Çileli bir hayattı onunki…

Cevat Akkanat, şairin hayatından bazı kesitleri de paylaştı: “Milli mücadele yıllarında Balıkesir’de Zağanospaşa Camii’nde ve Anadolu’da, bilhassa Kastamonu, Sandıklı, Eskişehir başı çeker, buralarda halka seslenir. 30 Nisan'da Hacı Bayram-ı Veli Camii’nde halkı yüreklendirir. Bu sırada İstanbul’daki görevinden alınır Mehmed Akif.

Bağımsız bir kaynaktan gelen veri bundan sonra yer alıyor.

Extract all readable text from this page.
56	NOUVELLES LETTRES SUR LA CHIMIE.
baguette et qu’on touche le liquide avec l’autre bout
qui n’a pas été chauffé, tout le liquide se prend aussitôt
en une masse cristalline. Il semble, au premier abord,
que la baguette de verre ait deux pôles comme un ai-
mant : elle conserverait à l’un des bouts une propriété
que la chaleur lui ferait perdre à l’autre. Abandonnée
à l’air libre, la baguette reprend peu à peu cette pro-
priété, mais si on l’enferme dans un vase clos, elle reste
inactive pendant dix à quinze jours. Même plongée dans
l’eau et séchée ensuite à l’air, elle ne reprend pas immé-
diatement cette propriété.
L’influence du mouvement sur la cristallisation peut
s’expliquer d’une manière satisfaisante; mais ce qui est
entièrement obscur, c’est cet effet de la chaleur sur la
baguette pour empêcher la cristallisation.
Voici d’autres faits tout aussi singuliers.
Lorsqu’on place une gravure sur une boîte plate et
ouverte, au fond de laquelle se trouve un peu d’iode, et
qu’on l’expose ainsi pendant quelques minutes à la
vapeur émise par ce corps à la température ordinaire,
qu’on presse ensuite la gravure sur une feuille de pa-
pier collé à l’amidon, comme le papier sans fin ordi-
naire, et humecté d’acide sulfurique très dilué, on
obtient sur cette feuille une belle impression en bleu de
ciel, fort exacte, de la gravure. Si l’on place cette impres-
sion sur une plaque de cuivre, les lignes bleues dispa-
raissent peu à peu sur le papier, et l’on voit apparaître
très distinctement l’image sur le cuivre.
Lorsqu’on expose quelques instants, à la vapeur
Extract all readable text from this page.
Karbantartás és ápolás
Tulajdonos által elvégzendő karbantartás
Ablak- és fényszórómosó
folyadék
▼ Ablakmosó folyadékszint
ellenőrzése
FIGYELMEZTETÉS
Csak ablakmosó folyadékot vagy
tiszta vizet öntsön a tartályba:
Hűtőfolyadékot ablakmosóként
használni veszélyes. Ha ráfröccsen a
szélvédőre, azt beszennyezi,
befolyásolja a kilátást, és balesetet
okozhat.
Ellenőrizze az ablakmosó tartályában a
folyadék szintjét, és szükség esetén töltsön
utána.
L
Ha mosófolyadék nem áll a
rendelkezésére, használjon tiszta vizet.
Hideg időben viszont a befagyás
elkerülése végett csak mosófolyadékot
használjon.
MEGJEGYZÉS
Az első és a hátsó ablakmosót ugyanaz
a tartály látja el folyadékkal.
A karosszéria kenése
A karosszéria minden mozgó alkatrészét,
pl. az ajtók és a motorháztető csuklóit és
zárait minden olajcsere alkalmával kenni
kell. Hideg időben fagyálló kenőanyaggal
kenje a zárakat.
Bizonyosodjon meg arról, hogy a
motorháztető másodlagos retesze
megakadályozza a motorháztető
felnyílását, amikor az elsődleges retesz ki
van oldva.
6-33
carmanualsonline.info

1923’te Mısır’a gider. Meclis dağılmıştır. 1925’te gittiğinde İstiklal Mahkemeleri işlerlik kazanmıştır artık. Polis takip ediyor, Batı’ya sırtını döndüğü için ya da Kur’an meali yazmamak için gittiği söylentileri olsa da, bu iddiaların doğruluğu tartışılmıştır.”

Akkanat ayrıca gençler için onun en önemli eserinin Safahat'ın 6. kitabı olduğundan ve burada Asım’a (gençliğe) seslenildiğinden bahsederken, diyaloglarla örülü eserin, 1919-1924 yılları arasında oluştuğunu ve 1924’de neşredildiğini söyledi.

Sezai Karakoç’un Mehmed Akif için “İslam ideali olan, devlet ve millet sevgisiyle realist bir şair” tablosu çizdiğini söyler. Nitekim kandan kızaran Selanik Ovası ve Vardar Ovası bile eserlerinde yer almıştır. Nazım Hikmet ve Necip Fazıl’ın ondan esinlendiği bilinir. Akkanat'a göre, “Gidelim” diyen Mehmed Akif, “Toparlanın; gitmiyoruz!” diyen İsmet Özel’e ilham kaynağı olmuştur.

Akif'in bazı şiirleri, Kur’an-ı Kerim’den çeşitli ayetlerin tefsiri gibidir. Doğu-Batı etkileşimi ve doğunun son dönemdeki miskinliği, kader, tevekkül, ırkçılık konularının eserlerinde sıkça işlenmiş olduğunun altını çizen Cevat Akkanat, konuşmasını dua ile sonlandırdı.

Konferans sonrasında Mehmet Akif’in “Safahat”ı, katılımcılara ücretsiz olarak dağıtıldı.